Police captain who's lived it hosts active shooter training at church: 'Something we have to think about'

OAK CREEK -- How safe is your church? What would you do if it was targeted by an active shooter? Places of worship have become the scene of tragedies in Wisconsin and across the country -- from the Sikh Temple of Wisconsin in Oak Creek, where on Aug. 5, 2012, a gunman fatally shot six people and wounded four others, as they worshiped, to the Emanuel African Methodist Episcopal Church in Charleston, South Carolina, where nine people were killed on June 17, 2015, to the First Baptist church in Sutherland, Texas, where 26 were killed and 20 others were injured on Nov. 5, 2017.

"We live in a day where this is something we have to think about," said Pastor Dean Noonan with the Faith Baptist Church in Oak Creek.

Making his congregation's safety a top priority, Noonan said he wanted to be proactive.

"We wanted to be sure we took the steps to prepare," said Noonan.

Oak Creek Police Captain Michael Bolender

To do that, he helped coordinate a conference which included members from more than  25 churches -- focused on active shooter and threat protocol.

"We are basically going through active threat-type situations and what places of worship can do to help their parishioners and staff stay safe during the incidents," said Oak Creek Police Captain Michael Bolender, lead instructor and founder of the Peaceful Warrior Training Group.

Bolender, a 23-year veteran with the Oak Creek Police Department, has been involved in two active shooter incidents.

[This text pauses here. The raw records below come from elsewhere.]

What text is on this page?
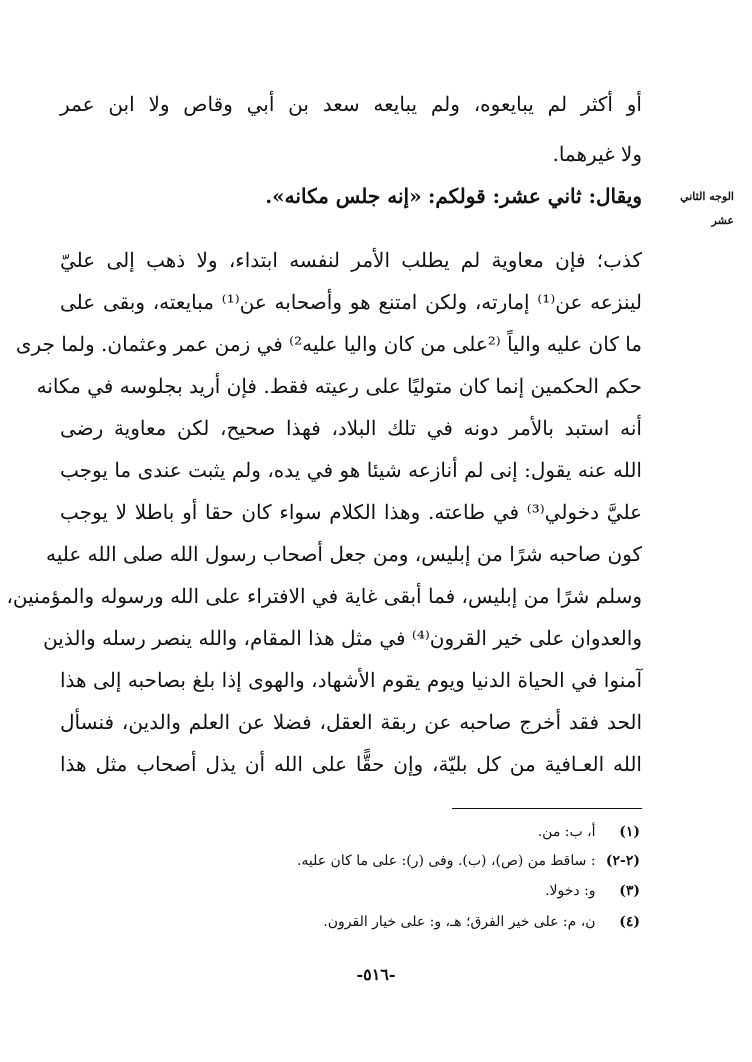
أو أكثر لم يبايعوه، ولم يبايعه سعد بن أبي وقاص ولا ابن عمر
ولا غيرهما.
الوجه الثاني
عشر
ويقال: ثاني عشر: قولكم: «إنه جلس مكانه».
كذب؛ فإن معاوية لم يطلب الأمر لنفسه ابتداء، ولا ذهب إلى عليّ
لينزعه عن⁽¹⁾ إمارته، ولكن امتنع هو وأصحابه عن⁽¹⁾ مبايعته، وبقى على
ما كان عليه والياً ⁽²على من كان واليا عليه²⁾ في زمن عمر وعثمان. ولما جرى
حكم الحكمين إنما كان متوليًا على رعيته فقط. فإن أريد بجلوسه في مكانه
أنه استبد بالأمر دونه في تلك البلاد، فهذا صحيح، لكن معاوية رضى
الله عنه يقول: إنى لم أنازعه شيئا هو في يده، ولم يثبت عندى ما يوجب
عليَّ دخولي⁽³⁾ في طاعته. وهذا الكلام سواء كان حقا أو باطلا لا يوجب
كون صاحبه شرًا من إبليس، ومن جعل أصحاب رسول الله صلى الله عليه
وسلم شرًا من إبليس، فما أبقى غاية في الافتراء على الله ورسوله والمؤمنين،
والعدوان على خير القرون⁽⁴⁾ في مثل هذا المقام، والله ينصر رسله والذين
آمنوا في الحياة الدنيا ويوم يقوم الأشهاد، والهوى إذا بلغ بصاحبه إلى هذا
الحد فقد أخرج صاحبه عن ربقة العقل، فضلا عن العلم والدين، فنسأل
الله العـافية من كل بليّة، وإن حقًّا على الله أن يذل أصحاب مثل هذا
(١) أ، ب: من.
(٢-٢) : ساقط من (ص)، (ب). وفى (ر): على ما كان عليه.
(٣) و: دخولا.
(٤) ن، م: على خير الفرق؛ هـ، و: على خيار القرون.
-٥١٦-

He spent hours Sunday, April 29 at Faith Baptist Church in Oak Creek going over techniques that can mitigate a potential tragedy, with prevention being most effective.

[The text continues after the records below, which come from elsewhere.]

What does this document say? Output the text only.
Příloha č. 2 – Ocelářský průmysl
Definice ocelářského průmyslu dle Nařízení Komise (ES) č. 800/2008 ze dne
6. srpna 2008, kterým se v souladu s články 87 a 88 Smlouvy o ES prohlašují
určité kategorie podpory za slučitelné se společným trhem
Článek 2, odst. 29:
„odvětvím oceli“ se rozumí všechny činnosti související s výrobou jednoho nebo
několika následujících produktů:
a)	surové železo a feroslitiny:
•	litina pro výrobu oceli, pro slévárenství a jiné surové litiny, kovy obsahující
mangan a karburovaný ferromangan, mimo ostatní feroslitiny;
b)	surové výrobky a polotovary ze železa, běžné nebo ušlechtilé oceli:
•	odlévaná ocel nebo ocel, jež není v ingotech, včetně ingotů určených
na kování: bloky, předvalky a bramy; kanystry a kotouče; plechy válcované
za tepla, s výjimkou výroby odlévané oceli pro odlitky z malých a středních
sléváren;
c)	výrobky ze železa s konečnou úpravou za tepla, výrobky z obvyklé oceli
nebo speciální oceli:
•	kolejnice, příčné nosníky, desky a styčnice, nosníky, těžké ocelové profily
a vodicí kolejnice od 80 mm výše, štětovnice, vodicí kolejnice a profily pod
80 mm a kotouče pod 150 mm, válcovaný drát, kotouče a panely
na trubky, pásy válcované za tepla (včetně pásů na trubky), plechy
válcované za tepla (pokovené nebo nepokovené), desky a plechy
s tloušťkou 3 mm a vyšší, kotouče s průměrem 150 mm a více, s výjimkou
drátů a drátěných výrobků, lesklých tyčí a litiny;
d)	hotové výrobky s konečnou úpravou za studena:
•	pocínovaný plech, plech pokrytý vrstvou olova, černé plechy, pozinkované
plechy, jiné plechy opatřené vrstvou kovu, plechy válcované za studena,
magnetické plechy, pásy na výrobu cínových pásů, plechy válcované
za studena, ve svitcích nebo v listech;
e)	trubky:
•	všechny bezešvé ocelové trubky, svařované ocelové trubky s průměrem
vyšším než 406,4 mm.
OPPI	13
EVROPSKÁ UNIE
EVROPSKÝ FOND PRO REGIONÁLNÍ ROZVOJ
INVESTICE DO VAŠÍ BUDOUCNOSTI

"Helping that member of our community that's struggling with whatever is going on in their life -- the byproduct of helping that person is we possibly avoid targeted violence. These events do not spontaneously occur, so we talk about warning behaviors and concerning behaviors that people are going to see -- creating a reporting mechanism as well -- who they are reporting to," said Captain Bolender.

From response, self-defense tactics, emergency first aid and decision making -- the Peaceful Warrior Training Group provided tools to help protect congregations from evil.